In sparse graphs, this performs very efficiently. In dense graphs, the worst case approaches quadratic behavior.
Test Cases
from typing import List
class Solution:
def friendsWithNoMutualFriends(self, friends: List[List[int]]) -> List[List[int]]:
from collections import defaultdict
adjacency = defaultdict(set)
for u, v in friends:
adjacency[u].add(v)
adjacency[v].add(u)
result = []
for u, v in friends:
has_mutual = False
a, b = u, v
if len(adjacency[a]) > len(adjacency[b]):
a, b = b, a
for friend in adjacency[a]:
if friend != b and friend in adjacency[b]:
has_mutual = True
break
if not has_mutual:
result.append([min(u, v), max(u, v)])
result.sort()
return result
solver = Solution()
# Provided example
assert solver.friendsWithNoMutualFriends([
[1,2],[2,3],[2,4],[1,5],
[6,7],[3,4],[2,5],[8,9]
]) == [[6,7],[8,9]] # mixed graph with valid and invalid pairs
# Single friendship
assert solver.friendsWithNoMutualFriends([
[1,2]
]) == [[1,2]] # no possible mutual friends
# Triangle graph
assert solver.friendsWithNoMutualFriends([
[1,2],[2,3],[1,3]
]) == [] # every pair has a mutual friend
# Disconnected components
assert solver.friendsWithNoMutualFriends([
[1,2],[3,4]
]) == [[1,2],[3,4]] # isolated edges
# Chain graph
assert solver.friendsWithNoMutualFriends([
[1,2],[2,3],[3,4]
]) == [[1,2],[2,3],[3,4]] # no triangles exist
# Square cycle without diagonals
assert solver.friendsWithNoMutualFriends([
[1,2],[2,3],[3,4],[4,1]
]) == [[1,2],[1,4],[2,3],[3,4]] # cycle without shared neighbors
# Dense clique
assert solver.friendsWithNoMutualFriends([
[1,2],[1,3],[1,4],
[2,3],[2,4],[3,4]
]) == [] # every pair shares multiple friends
| Test | Why |
|---|---|
| Provided example | Validates mixed inclusion and exclusion |
| Single friendship | Smallest valid input |
| Triangle graph | Every pair has a mutual friend |
| Disconnected components | Independent edges should remain |
| Chain graph | Verifies absence of triangles |
| Square cycle | Ensures cycles alone do not imply mutual friends |
| Dense clique | Stress case with maximum overlap |
Edge Cases
Single Isolated Friendship
If the graph contains only one friendship pair, there cannot possibly be a mutual friend because no third user exists.

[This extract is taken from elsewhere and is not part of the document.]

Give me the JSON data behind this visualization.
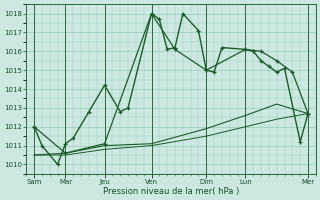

A naive implementation might accidentally treat the connected user itself as a mutual connection. The implementation avoids this by explicitly excluding the direct partner during intersection checks.
Triangle Structures
A triangle such as:
1 - 2
\ /
3
creates a mutual friend for every edge. This is the most important structural pattern in the problem.
Incorrect implementations sometimes only check one direction of adjacency or fail to normalize undirected relationships properly. Using bidirectional adjacency sets guarantees accurate detection.
Dense Friendship Networks
In a clique, every user connects to every other user. Every friendship therefore has many mutual friends.
This stresses both correctness and performance. The implementation handles it correctly because it terminates early once a single shared friend is found, avoiding unnecessary scanning.
Disconnected Components
The graph may contain completely unrelated groups of users.
The algorithm naturally handles this because adjacency sets are local to each connected component. Users from different components never appear during intersection checks.